Origins of mass-dependent and mass-independent Ca isotope variations in meteoritic components and meteorites

K.R. Bermingham, N. Gussone, K. Mezger, J. Krause

In Press, Accepted Manuscript, Available online 8 February 2018

LINK

“The Ca isotope composition of meteorites and their components may vary due to mass-dependent and/or -independent isotope effects. In order to evaluate the origin of these effects, five amoeboid olivine aggregates (AOAs), three calcium aluminum inclusions (CAIs), five chondrules (C), a dark inclusion from Allende (CV3), two dark inclusions from North West Africa 753 (NWA 753; R3.9), and a whole rock sample of Orgueil (CI1) were analyzed. This is the first coupled mass-dependent and -independent Ca isotope dataset to include AOAs and dark inclusions. Where sample masses permit, Ca isotope data are reported with corresponding petrographic analyses and rare earth element (REE) relative abundance patterns. The CAIs and AOAs are enriched in light Ca isotopes (δ44/40Ca -5.32 to +0.72, where δ44/40Ca is reported relative to SRM 915a). Samples CAI 5 and AOA 1 have anomalous Group II REE patterns. These REE and δ44/40Ca data suggest that the CAI 5 and AOA 1 compositions were set via kinetic isotope fractionation during condensation and evaporation. The remaining samples show mass-dependent Ca isotope variations which cluster between δ44/40Ca +0.53 and +1.59, some of which are coupled with unfractionated REE abundance patterns. These meteoritic components likely formed through the coaccretion of the evaporative residue and condensate following Group II CAI formation or their chemical and isotopic signatures were decoupled (e.g., via nebular or parent-body alteration). The whole rock sample of Orgueil has a δ44/40Ca +0.67 ±0.18 which is in agreement with most published data. Parent-body alteration, terrestrial alteration, and variable sampling of Ca-rich meteoritic components can have an effect on δ44/40Ca compositions in whole rock meteorites.

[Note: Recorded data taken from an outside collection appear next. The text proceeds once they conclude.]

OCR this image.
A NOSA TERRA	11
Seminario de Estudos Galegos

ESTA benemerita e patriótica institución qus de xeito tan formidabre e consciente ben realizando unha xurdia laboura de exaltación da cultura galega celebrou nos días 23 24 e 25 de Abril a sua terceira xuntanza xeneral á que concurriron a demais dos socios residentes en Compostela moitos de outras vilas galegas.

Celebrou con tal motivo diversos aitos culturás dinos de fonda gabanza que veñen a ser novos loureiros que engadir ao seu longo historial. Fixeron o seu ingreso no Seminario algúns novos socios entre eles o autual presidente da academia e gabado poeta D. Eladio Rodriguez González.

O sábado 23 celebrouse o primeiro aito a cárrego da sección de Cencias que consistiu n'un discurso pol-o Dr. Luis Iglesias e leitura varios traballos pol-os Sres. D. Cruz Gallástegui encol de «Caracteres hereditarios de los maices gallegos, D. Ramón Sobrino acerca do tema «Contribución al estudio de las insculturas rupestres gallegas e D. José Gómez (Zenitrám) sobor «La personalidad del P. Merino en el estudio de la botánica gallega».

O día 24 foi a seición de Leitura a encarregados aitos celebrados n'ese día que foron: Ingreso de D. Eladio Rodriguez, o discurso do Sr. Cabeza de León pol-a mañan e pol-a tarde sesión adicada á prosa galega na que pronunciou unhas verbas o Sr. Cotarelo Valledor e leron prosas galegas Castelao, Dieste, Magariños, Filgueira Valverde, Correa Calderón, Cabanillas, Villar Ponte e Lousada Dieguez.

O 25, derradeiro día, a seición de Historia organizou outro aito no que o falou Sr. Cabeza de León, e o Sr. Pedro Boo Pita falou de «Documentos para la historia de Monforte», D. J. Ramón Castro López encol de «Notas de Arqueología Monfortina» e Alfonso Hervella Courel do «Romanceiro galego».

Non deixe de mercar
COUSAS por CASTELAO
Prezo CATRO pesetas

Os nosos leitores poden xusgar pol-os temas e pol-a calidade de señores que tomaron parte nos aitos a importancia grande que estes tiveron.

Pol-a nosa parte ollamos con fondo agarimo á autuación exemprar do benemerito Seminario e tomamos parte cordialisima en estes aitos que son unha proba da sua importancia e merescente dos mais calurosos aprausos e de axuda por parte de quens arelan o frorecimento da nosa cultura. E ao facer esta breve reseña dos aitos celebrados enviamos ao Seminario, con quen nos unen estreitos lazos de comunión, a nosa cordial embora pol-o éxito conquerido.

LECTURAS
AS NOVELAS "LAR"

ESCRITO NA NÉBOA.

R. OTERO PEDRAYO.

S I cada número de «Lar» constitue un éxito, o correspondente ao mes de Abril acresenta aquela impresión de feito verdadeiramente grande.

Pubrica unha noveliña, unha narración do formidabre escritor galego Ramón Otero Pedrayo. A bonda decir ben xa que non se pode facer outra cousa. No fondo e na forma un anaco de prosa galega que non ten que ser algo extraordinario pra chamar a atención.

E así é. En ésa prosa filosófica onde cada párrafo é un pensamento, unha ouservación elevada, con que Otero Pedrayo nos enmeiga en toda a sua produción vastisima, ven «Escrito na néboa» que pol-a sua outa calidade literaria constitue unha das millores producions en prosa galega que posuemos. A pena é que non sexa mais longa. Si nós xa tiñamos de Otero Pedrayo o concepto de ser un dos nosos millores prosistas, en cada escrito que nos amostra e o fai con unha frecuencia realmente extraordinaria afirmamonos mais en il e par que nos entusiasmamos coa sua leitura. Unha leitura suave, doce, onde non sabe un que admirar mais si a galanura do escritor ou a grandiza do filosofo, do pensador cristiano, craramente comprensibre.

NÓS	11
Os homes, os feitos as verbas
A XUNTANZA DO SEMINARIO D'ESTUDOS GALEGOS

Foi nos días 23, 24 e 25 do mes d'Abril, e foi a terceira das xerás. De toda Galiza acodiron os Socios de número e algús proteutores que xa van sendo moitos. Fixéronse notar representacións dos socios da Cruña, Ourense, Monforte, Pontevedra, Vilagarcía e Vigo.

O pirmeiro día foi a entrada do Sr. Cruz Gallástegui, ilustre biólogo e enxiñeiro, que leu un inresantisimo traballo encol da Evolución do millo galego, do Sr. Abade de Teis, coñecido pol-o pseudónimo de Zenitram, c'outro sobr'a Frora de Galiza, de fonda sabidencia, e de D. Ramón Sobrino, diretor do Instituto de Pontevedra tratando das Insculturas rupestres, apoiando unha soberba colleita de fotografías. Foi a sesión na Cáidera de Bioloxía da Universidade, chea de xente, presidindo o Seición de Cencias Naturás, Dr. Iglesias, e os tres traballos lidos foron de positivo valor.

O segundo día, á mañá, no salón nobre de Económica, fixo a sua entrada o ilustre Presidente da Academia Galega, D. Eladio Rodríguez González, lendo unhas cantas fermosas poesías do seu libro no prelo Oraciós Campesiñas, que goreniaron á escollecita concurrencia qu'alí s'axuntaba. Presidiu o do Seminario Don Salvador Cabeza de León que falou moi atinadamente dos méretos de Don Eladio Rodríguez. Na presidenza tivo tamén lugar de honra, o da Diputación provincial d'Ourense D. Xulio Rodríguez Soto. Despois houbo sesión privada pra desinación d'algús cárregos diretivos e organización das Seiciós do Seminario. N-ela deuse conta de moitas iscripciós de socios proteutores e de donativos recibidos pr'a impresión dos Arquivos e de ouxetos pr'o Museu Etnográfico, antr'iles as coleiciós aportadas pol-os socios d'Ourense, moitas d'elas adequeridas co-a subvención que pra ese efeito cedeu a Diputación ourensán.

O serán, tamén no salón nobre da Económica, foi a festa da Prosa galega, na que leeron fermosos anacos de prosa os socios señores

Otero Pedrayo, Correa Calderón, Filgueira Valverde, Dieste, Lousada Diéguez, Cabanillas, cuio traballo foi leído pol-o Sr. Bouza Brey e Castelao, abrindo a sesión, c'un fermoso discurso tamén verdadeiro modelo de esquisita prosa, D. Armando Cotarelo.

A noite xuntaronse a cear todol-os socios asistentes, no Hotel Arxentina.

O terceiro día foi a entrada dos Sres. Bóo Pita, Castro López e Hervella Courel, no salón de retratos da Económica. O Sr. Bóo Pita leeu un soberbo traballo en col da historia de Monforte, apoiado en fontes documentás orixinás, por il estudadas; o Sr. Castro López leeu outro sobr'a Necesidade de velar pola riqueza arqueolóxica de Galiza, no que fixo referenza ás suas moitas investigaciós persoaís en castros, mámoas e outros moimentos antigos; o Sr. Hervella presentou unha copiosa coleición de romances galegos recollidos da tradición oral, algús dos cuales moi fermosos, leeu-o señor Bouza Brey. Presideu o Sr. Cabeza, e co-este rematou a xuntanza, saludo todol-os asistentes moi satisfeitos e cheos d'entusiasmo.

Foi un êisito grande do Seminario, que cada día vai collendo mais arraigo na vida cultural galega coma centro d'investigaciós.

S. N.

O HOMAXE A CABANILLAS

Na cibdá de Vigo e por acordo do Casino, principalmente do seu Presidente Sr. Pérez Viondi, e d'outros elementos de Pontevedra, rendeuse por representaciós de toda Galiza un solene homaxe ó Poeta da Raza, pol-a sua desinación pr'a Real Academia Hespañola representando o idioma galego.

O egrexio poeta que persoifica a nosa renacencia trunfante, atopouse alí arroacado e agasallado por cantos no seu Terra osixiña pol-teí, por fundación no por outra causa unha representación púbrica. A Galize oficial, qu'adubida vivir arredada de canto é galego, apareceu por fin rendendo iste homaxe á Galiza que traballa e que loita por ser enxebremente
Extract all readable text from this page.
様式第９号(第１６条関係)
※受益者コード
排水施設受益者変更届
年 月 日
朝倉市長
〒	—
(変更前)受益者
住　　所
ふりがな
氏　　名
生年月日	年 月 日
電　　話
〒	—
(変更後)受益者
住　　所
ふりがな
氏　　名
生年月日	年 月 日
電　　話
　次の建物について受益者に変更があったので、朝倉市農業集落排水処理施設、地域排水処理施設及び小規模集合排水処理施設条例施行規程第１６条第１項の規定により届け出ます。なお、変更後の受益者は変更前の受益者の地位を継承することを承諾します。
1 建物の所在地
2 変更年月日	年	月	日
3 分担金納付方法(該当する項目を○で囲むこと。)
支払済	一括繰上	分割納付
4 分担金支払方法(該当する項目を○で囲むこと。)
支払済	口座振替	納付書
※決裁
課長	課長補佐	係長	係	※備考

Samples AOA 1, CAI 5, C 2, and C 4 display mass-independent 48/44Ca anomalies (ε48/44Ca +6 to +12) which are resolved from the standard composition. Other samples measured for these effects (AOA 5, CAI 1, CAI 2, C 3, D 1, D 2, D 3) possess the same 48/44Ca isotope composition as the standard within analytical uncertainty. These data indicate a heterogeneous distribution of 48Ca in the early solar nebula during formation of CAIs, AOAs, and chondrules. In a δ44/40Ca vs. ε48/44Ca plot, no strong correlation is evident which suggests that the thermal processing event which caused a heterogeneous distribution of ε48/44Ca in the solar nebula is unlikely to be directly related to the thermal processing event that caused coupled REE and Ca mass-dependent isotopic fractionation in meteoritic components.”